Сегодня миссис Ренфрю прочитала вслух одну из моих историй и заявила перед всем классом, что я – одна из самых замечательных учениц, которые у нее были. Все тут же взглянули на меня, а я залилась краской до самых ушей. На перемене Сара Джейн назвала меня подлизой и учительским любимчиком, и все стали повторять это за ней, пока им не надоело. Потом мальчишки отправились гонять мяч во дворе, а девочки встали в кружок и принялись сплетничать. Я взяла одну из книжек, которые миссис Ренфрю держала в классе, и устроилась с ней на ступеньке. Так бывало каждую перемену.

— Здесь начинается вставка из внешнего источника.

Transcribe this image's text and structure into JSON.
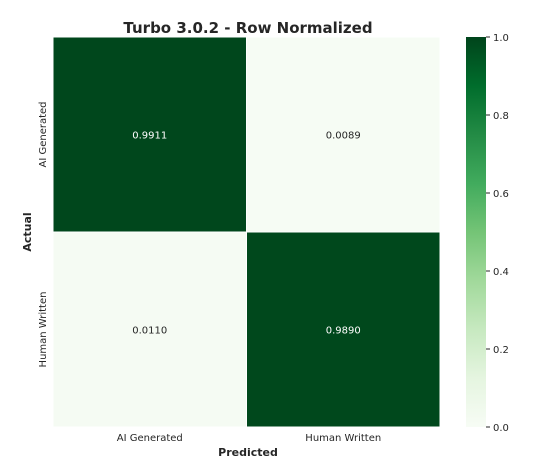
{
  "chart_data": {
    "type": "heatmap",
    "title": "Turbo 3.0.2 - Row Normalized",
    "xlabel": "Predicted",
    "ylabel": "Actual",
    "x_categories": [
      "AI Generated",
      "Human Written"
    ],
    "y_categories": [
      "AI Generated",
      "Human Written"
    ],
    "values": [
      [
        0.9911,
        0.0089
      ],
      [
        0.011,
        0.989
      ]
    ],
    "cell_labels": [
      [
        "0.9911",
        "0.0089"
      ],
      [
        "0.0110",
        "0.9890"
      ]
    ],
    "colorbar": {
      "range": [
        0.0,
        1.0
      ],
      "ticks": [
        "0.0",
        "0.2",
        "0.4",
        "0.6",
        "0.8",
        "1.0"
      ],
      "colormap": "Greens",
      "low_color": "#f7fcf5",
      "high_color": "#00441b"
    }
  }
}
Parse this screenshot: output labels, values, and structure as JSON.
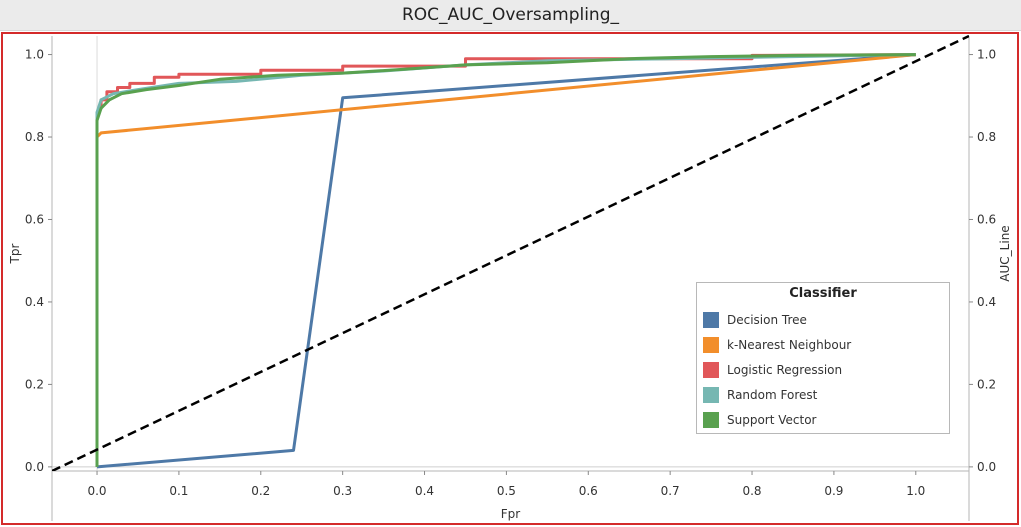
{
  "window": {
    "title": "ROC_AUC_Oversampling_"
  },
  "chart_data": {
    "type": "line",
    "title": "ROC_AUC_Oversampling_",
    "xlabel": "Fpr",
    "ylabel": "Tpr",
    "y2label": "AUC_Line",
    "xlim": [
      -0.055,
      1.065
    ],
    "ylim": [
      -0.01,
      1.045
    ],
    "x_ticks": [
      "0.0",
      "0.1",
      "0.2",
      "0.3",
      "0.4",
      "0.5",
      "0.6",
      "0.7",
      "0.8",
      "0.9",
      "1.0"
    ],
    "x_tick_values": [
      0,
      0.1,
      0.2,
      0.3,
      0.4,
      0.5,
      0.6,
      0.7,
      0.8,
      0.9,
      1.0
    ],
    "y_ticks": [
      "0.0",
      "0.2",
      "0.4",
      "0.6",
      "0.8",
      "1.0"
    ],
    "y_tick_values": [
      0,
      0.2,
      0.4,
      0.6,
      0.8,
      1.0
    ],
    "y2_ticks": [
      "0.0",
      "0.2",
      "0.4",
      "0.6",
      "0.8",
      "1.0"
    ],
    "legend": {
      "title": "Classifier",
      "position": "bottom-right"
    },
    "series": [
      {
        "name": "Decision Tree",
        "color": "#4e79a7",
        "x": [
          0,
          0.24,
          0.3,
          1.0
        ],
        "y": [
          0,
          0.04,
          0.895,
          1.0
        ]
      },
      {
        "name": "k-Nearest Neighbour",
        "color": "#f28e2b",
        "x": [
          0,
          0,
          0.005,
          1.0
        ],
        "y": [
          0,
          0.8,
          0.81,
          1.0
        ]
      },
      {
        "name": "Logistic Regression",
        "color": "#e15759",
        "x": [
          0,
          0,
          0.002,
          0.005,
          0.005,
          0.012,
          0.012,
          0.025,
          0.025,
          0.04,
          0.04,
          0.07,
          0.07,
          0.1,
          0.1,
          0.2,
          0.2,
          0.3,
          0.3,
          0.45,
          0.45,
          0.8,
          0.8,
          1.0
        ],
        "y": [
          0,
          0.85,
          0.87,
          0.87,
          0.89,
          0.89,
          0.91,
          0.91,
          0.92,
          0.92,
          0.93,
          0.93,
          0.945,
          0.945,
          0.952,
          0.952,
          0.962,
          0.962,
          0.972,
          0.972,
          0.99,
          0.99,
          0.998,
          1.0
        ]
      },
      {
        "name": "Random Forest",
        "color": "#76b7b2",
        "x": [
          0,
          0,
          0.005,
          0.02,
          0.05,
          0.1,
          0.17,
          0.25,
          0.35,
          0.45,
          0.55,
          0.7,
          0.85,
          1.0
        ],
        "y": [
          0,
          0.86,
          0.89,
          0.905,
          0.915,
          0.93,
          0.935,
          0.95,
          0.96,
          0.975,
          0.985,
          0.99,
          0.995,
          1.0
        ]
      },
      {
        "name": "Support Vector",
        "color": "#59a14f",
        "x": [
          0,
          0,
          0.005,
          0.015,
          0.03,
          0.06,
          0.1,
          0.15,
          0.22,
          0.3,
          0.38,
          0.45,
          0.55,
          0.65,
          0.75,
          0.85,
          1.0
        ],
        "y": [
          0,
          0.84,
          0.87,
          0.89,
          0.905,
          0.915,
          0.925,
          0.94,
          0.95,
          0.955,
          0.965,
          0.975,
          0.98,
          0.99,
          0.995,
          0.998,
          1.0
        ]
      },
      {
        "name": "AUC_Line",
        "color": "#000000",
        "dashed": true,
        "x": [
          -0.055,
          1.065
        ],
        "y": [
          -0.01,
          1.045
        ]
      }
    ]
  }
}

После уроков я поспешила домой, поскольку не хотела, чтобы меня вновь стали дразнить подлизой. Я забралась на свое любимое дерево, где и пишу сейчас эти строки. Я сижу тут в ожидании Кайла, но он прихватил сегодня с собой свою удочку, так что, скорее всего, торчит сейчас где-нибудь на речке вместе с Гетчем.
7 мая 1941 г.
Сегодня миссис Ренфрю поговорила со мной после уроков и сказала, что уже не вернется к нам на следующий год (ходят слухи, что она ждет ребенка). Вместо нее будет новая учительница, мисс Крисп. И мисс Крисп, сказала она, уже не будет со мной цацкаться. «Она не станет терпеть твои выходки, Кэтрин». Еще миссис Ренфрю заявила, что мне вовсе не нужно влезать в неприятности, пытаясь привлечь внимание других учеников. Для этого вполне достаточно писать свои истории и быть хорошей ученицей. Мне хотелось сказать ей, что она слишком старая, чтобы разбираться в таких вещах. Когда она читает в классе одну из моих историй или говорит обо мне что-нибудь приятное, все ненавидят меня еще больше. Хорошо бы, чтоб новая учительница уже не считала меня такой умной и почаще наказывала бы, если я провинюсь. Миссис Ренфрю дала мне еще одну книгу, по грамматике и пунктуации. Я поблагодарила ее, а затем, собравшись с духом, заявила, что потеряла словарь. Она взглянула на меня с любопытством, но ничего на это не сказала. Просто встала и вручила мне свой собственный словарь – тот большой, что стоял на книжной полке. На нем даже есть ее имя: Мэделайн Ренфрю. Я пообещала ей, что уж с этим-то ничего не случится. По пути домой я все время переживала, что не смогу запрятать под половицы обе книги и словарь, но они прекрасно туда влезли – как будто это пространство специально было создано для них!